Every one of us needs to forgive, because we all need to be forgiven. Forgiveness doesn’t mean that crimes should go unprosecuted, but it does mean that we shouldn’t revel in the punishments that are handed down. Forgiveness doesn’t mean that we can’t protest to put a spotlight on legitimate grievances, but it does mean that we aren’t seeking to harm anyone in the process. Prosecute crimes, protest injustice, vote your conscience, but do it without hatred in your heart.

Returning for a moment to Ephesians 6:12, my favorite translation of this verse is, “For we are not fighting against flesh-and-blood enemies, but against evil rulers and authorities of the unseen world, against mighty powers in this dark world, and against evil spirits in the heavenly places.”

We are not meant to fight against each other. We are meant to fight against the darkness, against the evil that currently holds the world in its power, primarily right now against Hate.

How do you fight against Hate? By refusing to give in to Hate. By refusing TO hate. By standing firm and saying to the darkness, “In the name of Jesus, I’m DONE playing your games! You can’t make me hate this person that I disagree with! It doesn’t matter how disagreeable they may seem to me in this moment, because I KNOW that they are made in the image and likeness of God Himself. No matter what I might be tempted to feel right now, I KNOW that He loves them! Therefore I will also love them, and I will forgive them!” Exercise your will by aligning it with God’s will. CHOOSE to love. CHOOSE to forgive, especially when you don’t think you want to.

How much are we required to forgive? Up to and including our own murder, if it ever comes to that. In Acts chapters 6 and 7 we learn that Stephen was brought before the local council for teaching about Jesus and was falsely accused of blasphemy. During his trial he preached about Jesus, and they ended up stoning him to death on the spot. What was the very last thing he said before he died? “Lord, do not hold this sin against them.”

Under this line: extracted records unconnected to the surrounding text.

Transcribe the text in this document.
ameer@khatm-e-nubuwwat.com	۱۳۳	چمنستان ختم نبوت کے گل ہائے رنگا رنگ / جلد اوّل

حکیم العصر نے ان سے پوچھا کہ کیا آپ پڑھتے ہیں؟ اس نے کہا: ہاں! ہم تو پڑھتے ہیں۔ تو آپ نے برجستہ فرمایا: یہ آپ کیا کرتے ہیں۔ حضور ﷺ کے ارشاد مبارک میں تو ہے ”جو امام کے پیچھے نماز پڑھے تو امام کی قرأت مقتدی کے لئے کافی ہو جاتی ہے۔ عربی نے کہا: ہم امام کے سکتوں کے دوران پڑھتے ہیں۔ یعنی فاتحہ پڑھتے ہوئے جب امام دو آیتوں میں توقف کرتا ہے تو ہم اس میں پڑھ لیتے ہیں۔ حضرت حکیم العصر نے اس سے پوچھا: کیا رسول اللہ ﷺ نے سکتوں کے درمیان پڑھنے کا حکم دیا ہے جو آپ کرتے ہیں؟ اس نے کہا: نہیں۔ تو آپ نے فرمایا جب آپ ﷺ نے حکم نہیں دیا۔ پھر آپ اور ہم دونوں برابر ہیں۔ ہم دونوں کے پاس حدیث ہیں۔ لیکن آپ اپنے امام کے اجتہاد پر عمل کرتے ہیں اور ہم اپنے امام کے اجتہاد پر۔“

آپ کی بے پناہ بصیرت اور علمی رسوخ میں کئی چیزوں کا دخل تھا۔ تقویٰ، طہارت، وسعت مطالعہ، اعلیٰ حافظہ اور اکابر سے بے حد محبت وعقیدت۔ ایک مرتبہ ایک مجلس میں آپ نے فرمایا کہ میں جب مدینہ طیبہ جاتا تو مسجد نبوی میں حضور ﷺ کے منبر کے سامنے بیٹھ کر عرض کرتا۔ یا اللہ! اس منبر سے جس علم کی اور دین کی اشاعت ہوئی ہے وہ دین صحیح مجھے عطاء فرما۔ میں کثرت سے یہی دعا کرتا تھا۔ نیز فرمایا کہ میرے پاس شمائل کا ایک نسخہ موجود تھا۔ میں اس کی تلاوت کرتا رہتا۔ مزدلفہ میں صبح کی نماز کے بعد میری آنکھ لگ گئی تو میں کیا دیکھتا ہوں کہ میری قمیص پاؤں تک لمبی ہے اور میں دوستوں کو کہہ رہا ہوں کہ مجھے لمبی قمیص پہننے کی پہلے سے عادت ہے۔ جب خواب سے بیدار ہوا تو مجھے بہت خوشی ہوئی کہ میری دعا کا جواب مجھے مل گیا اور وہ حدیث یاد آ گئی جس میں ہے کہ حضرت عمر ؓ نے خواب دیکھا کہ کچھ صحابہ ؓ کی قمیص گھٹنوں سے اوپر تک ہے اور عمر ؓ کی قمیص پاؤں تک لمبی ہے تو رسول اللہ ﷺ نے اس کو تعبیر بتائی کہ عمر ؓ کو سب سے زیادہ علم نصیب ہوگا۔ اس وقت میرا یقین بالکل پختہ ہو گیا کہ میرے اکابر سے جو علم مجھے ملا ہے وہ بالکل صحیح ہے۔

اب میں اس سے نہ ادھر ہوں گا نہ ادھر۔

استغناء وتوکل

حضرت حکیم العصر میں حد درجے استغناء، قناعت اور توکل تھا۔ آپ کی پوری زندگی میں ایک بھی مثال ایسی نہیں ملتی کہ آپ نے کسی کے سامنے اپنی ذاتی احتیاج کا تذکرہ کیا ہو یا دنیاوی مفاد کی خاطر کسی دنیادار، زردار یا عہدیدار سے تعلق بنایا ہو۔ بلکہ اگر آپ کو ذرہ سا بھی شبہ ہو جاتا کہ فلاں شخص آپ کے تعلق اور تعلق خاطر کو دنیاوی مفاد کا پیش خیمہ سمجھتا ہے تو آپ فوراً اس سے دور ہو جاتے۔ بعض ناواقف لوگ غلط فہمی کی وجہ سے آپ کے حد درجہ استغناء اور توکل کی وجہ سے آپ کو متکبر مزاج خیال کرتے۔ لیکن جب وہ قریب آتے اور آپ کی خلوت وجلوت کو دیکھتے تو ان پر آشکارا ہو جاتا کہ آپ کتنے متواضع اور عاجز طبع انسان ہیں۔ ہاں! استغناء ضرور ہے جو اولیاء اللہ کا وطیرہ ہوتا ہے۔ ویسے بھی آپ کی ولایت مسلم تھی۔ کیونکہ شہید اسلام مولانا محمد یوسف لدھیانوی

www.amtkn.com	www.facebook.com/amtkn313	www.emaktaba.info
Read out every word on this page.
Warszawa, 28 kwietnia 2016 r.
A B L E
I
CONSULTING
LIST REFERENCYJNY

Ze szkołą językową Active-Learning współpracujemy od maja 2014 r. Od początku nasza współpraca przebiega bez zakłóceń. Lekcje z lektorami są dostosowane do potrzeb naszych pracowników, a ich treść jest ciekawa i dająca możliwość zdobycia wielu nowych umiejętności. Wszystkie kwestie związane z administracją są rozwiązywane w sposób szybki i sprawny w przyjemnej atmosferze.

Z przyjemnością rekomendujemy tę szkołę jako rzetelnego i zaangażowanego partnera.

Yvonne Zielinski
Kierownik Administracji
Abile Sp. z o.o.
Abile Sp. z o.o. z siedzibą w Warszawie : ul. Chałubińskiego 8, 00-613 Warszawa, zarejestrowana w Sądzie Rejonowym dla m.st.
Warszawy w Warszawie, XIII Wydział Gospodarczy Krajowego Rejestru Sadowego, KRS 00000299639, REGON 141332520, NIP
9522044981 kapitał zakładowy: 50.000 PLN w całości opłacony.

While he was dying, he was forgiving the very ones who were killing him. That’s powerful. That’s the type of forgiveness that can change the world. Wherever did he learn that kind of forgiveness? He learned it from the very One he had been preaching:

“When they came to the place called the Skull, they crucified him there, along with the criminals—one on his right, the other on his left. Jesus said, “Father, forgive them, for they do not know what they are doing.” And they divided up his clothes by casting lots.” (Luke 23:33-34)

For most of my life, I’ve consoled myself with the thought that people who escape getting caught will have to answer for their crimes when they stand before the Lord in judgement. I considered this a form of faith, and I used it to help me cope. It’s true that we will each face the Lord in the Day of Judgement, but it turns out that this was a very weak form of faith on my part. A stronger faith would honestly hope that EVERYONE (yes, even that creep whose face just popped up in your mind) would come to faith in the Lord Jesus and be forgiven, because if we’re not hoping for that, then it means WE haven’t really forgiven those people.

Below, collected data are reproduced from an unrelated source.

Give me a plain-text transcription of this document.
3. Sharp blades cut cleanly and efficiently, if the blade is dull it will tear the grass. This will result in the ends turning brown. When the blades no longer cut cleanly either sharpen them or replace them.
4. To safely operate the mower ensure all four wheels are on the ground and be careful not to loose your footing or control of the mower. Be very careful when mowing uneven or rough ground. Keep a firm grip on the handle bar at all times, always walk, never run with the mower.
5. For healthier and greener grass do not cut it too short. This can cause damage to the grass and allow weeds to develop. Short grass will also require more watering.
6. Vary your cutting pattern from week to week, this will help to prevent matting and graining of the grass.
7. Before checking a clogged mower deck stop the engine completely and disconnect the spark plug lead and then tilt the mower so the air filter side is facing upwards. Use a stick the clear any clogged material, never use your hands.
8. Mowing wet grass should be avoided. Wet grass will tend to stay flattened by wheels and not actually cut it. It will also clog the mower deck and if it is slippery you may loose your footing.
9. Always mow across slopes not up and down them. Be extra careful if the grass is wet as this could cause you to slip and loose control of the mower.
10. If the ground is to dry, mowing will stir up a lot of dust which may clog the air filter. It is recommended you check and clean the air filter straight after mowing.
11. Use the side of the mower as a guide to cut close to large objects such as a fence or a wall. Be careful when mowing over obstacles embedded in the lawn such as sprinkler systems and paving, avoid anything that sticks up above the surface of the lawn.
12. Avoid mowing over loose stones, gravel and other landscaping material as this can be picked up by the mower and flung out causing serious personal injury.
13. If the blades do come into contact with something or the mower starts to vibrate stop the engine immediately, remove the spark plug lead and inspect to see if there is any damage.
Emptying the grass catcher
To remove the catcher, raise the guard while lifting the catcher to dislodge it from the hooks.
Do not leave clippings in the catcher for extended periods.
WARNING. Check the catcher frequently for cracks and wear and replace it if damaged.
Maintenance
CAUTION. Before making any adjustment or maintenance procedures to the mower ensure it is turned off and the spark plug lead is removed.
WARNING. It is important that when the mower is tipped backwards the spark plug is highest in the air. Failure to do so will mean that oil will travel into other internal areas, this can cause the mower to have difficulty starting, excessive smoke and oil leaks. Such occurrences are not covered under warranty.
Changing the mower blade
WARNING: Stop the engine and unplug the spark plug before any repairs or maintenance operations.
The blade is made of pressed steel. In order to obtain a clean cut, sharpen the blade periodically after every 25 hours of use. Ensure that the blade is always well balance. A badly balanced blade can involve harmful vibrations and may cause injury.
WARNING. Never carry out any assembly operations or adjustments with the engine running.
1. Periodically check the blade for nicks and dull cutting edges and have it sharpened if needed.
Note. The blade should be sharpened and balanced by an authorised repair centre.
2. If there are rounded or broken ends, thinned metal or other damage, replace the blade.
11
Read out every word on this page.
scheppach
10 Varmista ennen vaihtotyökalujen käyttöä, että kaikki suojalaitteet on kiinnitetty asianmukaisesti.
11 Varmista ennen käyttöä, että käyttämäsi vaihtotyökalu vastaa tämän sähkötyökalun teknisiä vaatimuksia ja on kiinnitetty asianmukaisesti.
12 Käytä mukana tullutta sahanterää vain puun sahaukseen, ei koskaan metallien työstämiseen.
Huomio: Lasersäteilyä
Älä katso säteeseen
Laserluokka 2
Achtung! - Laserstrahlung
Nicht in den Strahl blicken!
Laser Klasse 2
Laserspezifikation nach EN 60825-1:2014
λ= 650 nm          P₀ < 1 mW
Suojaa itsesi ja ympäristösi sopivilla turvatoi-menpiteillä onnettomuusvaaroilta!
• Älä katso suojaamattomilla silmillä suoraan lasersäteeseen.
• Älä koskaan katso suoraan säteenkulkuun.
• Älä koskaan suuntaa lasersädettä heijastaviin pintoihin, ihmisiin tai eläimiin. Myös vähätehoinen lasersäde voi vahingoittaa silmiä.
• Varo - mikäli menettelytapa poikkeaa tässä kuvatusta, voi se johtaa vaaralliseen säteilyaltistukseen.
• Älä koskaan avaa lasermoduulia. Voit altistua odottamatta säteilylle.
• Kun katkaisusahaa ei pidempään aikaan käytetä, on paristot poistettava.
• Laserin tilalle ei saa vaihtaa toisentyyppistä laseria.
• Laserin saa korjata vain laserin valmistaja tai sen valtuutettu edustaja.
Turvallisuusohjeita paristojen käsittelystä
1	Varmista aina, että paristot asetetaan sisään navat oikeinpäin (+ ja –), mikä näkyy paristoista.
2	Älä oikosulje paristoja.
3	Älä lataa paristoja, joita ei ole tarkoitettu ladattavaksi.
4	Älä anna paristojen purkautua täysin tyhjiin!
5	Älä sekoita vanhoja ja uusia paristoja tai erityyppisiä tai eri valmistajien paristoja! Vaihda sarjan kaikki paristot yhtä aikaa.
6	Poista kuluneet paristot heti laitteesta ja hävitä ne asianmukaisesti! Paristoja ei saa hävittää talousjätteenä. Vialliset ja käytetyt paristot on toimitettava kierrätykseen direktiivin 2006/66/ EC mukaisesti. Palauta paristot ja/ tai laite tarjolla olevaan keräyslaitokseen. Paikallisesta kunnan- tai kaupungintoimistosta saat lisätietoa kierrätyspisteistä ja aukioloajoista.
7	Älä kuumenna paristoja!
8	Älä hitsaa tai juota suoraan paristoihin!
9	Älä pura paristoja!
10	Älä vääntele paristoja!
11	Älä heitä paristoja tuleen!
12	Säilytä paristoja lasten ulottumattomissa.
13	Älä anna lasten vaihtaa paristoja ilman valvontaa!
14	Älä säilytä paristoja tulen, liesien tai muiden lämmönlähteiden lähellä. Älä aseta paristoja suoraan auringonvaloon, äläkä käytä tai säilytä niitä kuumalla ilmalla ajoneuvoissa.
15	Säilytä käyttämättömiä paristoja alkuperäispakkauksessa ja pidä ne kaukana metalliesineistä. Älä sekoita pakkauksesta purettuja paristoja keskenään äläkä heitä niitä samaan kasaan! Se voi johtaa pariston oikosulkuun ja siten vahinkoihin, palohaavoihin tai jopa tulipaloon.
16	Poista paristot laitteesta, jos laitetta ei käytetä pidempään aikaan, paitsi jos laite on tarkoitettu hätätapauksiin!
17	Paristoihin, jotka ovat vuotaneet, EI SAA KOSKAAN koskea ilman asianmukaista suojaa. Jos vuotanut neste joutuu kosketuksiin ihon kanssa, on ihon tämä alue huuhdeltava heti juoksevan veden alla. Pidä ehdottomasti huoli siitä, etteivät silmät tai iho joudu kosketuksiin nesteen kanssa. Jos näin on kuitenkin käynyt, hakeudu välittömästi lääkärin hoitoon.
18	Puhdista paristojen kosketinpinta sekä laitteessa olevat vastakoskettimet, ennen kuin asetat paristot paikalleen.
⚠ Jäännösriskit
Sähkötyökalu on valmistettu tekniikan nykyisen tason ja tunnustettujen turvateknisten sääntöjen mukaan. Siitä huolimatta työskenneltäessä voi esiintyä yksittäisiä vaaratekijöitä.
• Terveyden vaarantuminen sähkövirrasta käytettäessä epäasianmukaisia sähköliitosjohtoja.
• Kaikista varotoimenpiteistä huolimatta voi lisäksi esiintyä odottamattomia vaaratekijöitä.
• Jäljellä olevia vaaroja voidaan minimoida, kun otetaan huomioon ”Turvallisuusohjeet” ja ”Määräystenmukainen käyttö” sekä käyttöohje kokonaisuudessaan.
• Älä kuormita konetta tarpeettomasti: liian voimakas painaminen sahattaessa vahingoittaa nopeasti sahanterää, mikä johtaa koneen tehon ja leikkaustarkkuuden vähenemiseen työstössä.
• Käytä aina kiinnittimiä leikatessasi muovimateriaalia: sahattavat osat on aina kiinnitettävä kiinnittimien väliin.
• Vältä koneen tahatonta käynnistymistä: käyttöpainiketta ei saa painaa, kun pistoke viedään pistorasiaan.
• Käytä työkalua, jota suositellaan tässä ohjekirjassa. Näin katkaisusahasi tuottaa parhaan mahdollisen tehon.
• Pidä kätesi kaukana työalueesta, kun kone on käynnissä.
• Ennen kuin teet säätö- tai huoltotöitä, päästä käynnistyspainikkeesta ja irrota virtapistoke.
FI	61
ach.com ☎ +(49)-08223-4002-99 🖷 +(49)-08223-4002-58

As a nation, we’ve already been lying here in this condition for a long time. So now it comes to it: “Do you want to be healed?” Or would you rather hold on to bitterness, envy, hatred, and strife? If you really want to be healed… if you really want our nation to be healed… it all starts with forgiveness:

Forgive the other person for not seeing your side. (They may be UNABLE to see it!)

Forgive our ancestors for leaving us this legacy of hatred, bigotry, and racism.

Forgive everyone who has benefitted directly or indirectly from slavery and from its repercussions. Forgive those who accuse you of complicit, explicit, or implicit racism.

Forgive the officers who have killed civilians. Forgive the civilians who have killed officers.

Forgive the leaders who haven’t done enough. Forgive the leaders who’ve tried to do too much, or the wrong things.

Forgive the person who tried to speak words of comfort, encouragement, or peace, but didn’t choose those words to your satisfaction. Forgive the person who attacked them for their choice of words instead of hearing what was intended.

And lastly: Don’t forget to forgive yourself.